Have a Plan A and a Plan B

Last week I wrote about choking away a mock draft I did that was hosted by Baseball Prospectus because lack of a clear backup plan. After things didn’t go the way I anticipated early, it fell apart later on.

Without a backup plan, you can lose a season at the draft so anticipate where the problems will be:

  • One draft strategy would be targeting five category outfielders early. They might not bring super-elite totals anywhere, but stability everywhere. However, if your draw happens to be the 14th pick in a 15-team draft and these types of guys are all targeted early, leaving productive infielders left on the board. What’s the comfort level of, say, Carlos Gomez and Yasiel Puig at 14 and 17? Five category outfielders, sure, but are those two guys who should be the core of a fantasy team? It doesn’t make sense to reach for lesser players to fill a predetermined plan if there are players like Robinson Cano or Prince Fielder on the board. At that point, the initial plan has changed and the team takes another direction. Not knowing where to go if the draft plan changes is an easy way to get nowhere. So have a plan, then have another one if that one gets blown up. If you plan to go power-heavy early, know where to go if your targets are off the board. If you plan to go pitching early (I wouldn’t, but hey), know where to go if the top aces are gone by the 10th pick.

Punting Categories and Best Player Available

There has been a lot written on punting categories and two good ones come from Howard Bender of FanGraphs: this one on how punting hurts your teams and this one on how to do it right. I’m of the mind that punting is a bad idea because, as Mr.

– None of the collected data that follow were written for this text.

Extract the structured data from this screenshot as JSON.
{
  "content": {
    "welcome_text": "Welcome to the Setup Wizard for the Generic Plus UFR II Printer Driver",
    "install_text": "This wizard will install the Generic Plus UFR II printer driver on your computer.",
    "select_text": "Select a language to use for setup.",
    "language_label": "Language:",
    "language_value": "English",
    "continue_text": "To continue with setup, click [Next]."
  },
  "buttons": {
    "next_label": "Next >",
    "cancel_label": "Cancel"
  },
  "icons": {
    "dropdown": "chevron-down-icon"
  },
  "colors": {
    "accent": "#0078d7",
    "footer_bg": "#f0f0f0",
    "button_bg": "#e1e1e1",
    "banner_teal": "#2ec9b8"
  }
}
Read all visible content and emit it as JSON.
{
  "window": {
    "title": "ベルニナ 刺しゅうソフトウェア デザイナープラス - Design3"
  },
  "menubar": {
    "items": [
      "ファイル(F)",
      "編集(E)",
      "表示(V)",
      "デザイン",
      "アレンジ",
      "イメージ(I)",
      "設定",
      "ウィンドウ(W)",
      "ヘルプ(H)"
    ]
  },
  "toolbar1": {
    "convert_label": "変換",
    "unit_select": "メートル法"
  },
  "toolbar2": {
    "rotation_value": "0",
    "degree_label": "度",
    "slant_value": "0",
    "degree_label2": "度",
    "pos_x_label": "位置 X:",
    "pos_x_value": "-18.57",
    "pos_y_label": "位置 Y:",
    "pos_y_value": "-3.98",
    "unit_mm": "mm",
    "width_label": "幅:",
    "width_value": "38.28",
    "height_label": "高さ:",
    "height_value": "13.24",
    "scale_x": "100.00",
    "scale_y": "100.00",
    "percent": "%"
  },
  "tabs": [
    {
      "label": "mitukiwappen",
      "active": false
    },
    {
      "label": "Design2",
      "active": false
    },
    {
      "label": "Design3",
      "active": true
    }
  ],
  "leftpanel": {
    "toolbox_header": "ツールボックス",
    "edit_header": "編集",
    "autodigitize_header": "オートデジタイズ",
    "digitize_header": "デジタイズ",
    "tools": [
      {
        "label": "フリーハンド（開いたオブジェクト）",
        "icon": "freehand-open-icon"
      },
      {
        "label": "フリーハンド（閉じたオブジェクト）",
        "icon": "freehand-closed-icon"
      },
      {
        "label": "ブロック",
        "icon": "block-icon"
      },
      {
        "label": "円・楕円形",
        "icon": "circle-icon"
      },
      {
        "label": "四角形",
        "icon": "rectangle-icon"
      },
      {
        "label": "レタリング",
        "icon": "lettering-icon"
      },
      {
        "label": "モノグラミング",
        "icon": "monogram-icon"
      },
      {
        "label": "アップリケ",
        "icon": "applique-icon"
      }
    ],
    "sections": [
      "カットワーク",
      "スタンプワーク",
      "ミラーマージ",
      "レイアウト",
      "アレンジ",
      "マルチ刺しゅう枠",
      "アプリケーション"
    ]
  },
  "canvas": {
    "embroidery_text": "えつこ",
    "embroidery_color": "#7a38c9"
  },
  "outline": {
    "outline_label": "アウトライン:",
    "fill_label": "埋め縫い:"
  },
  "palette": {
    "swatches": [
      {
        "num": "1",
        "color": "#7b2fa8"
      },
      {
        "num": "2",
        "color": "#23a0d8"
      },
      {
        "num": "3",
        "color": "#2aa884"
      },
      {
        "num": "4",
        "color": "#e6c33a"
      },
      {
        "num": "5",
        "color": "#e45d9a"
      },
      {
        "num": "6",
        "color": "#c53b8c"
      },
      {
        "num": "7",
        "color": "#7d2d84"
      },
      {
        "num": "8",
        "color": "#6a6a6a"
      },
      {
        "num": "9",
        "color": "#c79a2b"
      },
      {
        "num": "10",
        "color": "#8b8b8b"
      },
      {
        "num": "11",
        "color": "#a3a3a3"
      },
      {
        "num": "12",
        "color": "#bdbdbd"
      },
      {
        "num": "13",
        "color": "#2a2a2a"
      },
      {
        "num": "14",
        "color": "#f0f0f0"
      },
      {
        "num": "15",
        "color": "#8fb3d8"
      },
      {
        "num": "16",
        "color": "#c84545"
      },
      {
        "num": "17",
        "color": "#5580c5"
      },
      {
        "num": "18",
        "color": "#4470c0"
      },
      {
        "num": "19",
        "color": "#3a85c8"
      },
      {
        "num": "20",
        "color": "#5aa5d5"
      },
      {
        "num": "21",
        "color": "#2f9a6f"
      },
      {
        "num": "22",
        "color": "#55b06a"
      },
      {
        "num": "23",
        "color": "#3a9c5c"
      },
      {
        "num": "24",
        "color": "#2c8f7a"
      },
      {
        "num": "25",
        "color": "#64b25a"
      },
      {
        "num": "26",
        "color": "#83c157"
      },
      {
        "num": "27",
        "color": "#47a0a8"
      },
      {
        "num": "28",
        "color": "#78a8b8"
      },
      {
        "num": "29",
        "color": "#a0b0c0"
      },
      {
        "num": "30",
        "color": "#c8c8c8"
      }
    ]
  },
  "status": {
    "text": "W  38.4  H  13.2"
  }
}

Bender points out, it’s giving away points before the season even starts and there’s an opportunity cost attached that’s easy to overlook with regards to elite ratios.

Another problem with punting categories is that you’re eliminating players from the draft pool regardless of their skill level. Any fantasy draft is a hunt for value and eliminating players from the player pool diminishes the opportunities to find value. Punting saves would take guys like Craig Kimbrel and Kenley Jansen off the draft board. If those guys fall to the sixth, seventh, eighth round of drafts, is continuing to pass up this value worth it, again, to draft lesser players to fit a predetermined plan?

As a rule of thumb, I draft no less than seven hitters in the first ten rounds in order to build the core of a team. But drafting the best player available is almost always the way to go (within reason, don’t draft five third basemen in your first 10 picks). Usually, those players just happen to be hitters for me. But if you’re punting categories, you’re eliminating players and if you eliminate players, by definition, you won’t necessarily be able to draft the best player available. Keeping better talent off your roster is an easy way to ensure a losing season.

Category Fillers

It’s well and good not punting categories, but knowing who can fill out categories is a must. Most drafts are at least 23 rounds deep and at a certain point, five-category players become four-category players, then three, then two. Those players who can only fill out a few categories – Chris Carter and Everth Cabrera come to mind – are less valuable overall but are valuable in filling out categories in which you’re deficient. Missing speed? Cabrera and Jonathan Villar are good places to start. Need power? Carter and Ryan Howard should be on the radar. Having a handy list of deeper picks that can fill different categories avoids wasting the latter part of the draft.

It doesn’t need to be an extensive list, but having five or six deep picks for batting average, stolen bases, and home runs will help round out your team. Fellow XN writer Josh Collacchi has started a series on sleepers by position (C, 1B, 2B, 3B).

Having a back-up plan, avoiding punting categories, and knowing the depth players for specific categories will help develop a picture for your team as the draft wears on. Having no direction, eliminating value opportunities from the player pool and wasting the back end of the draft will leave the jigsaw puzzle disassembled and the picture a mess.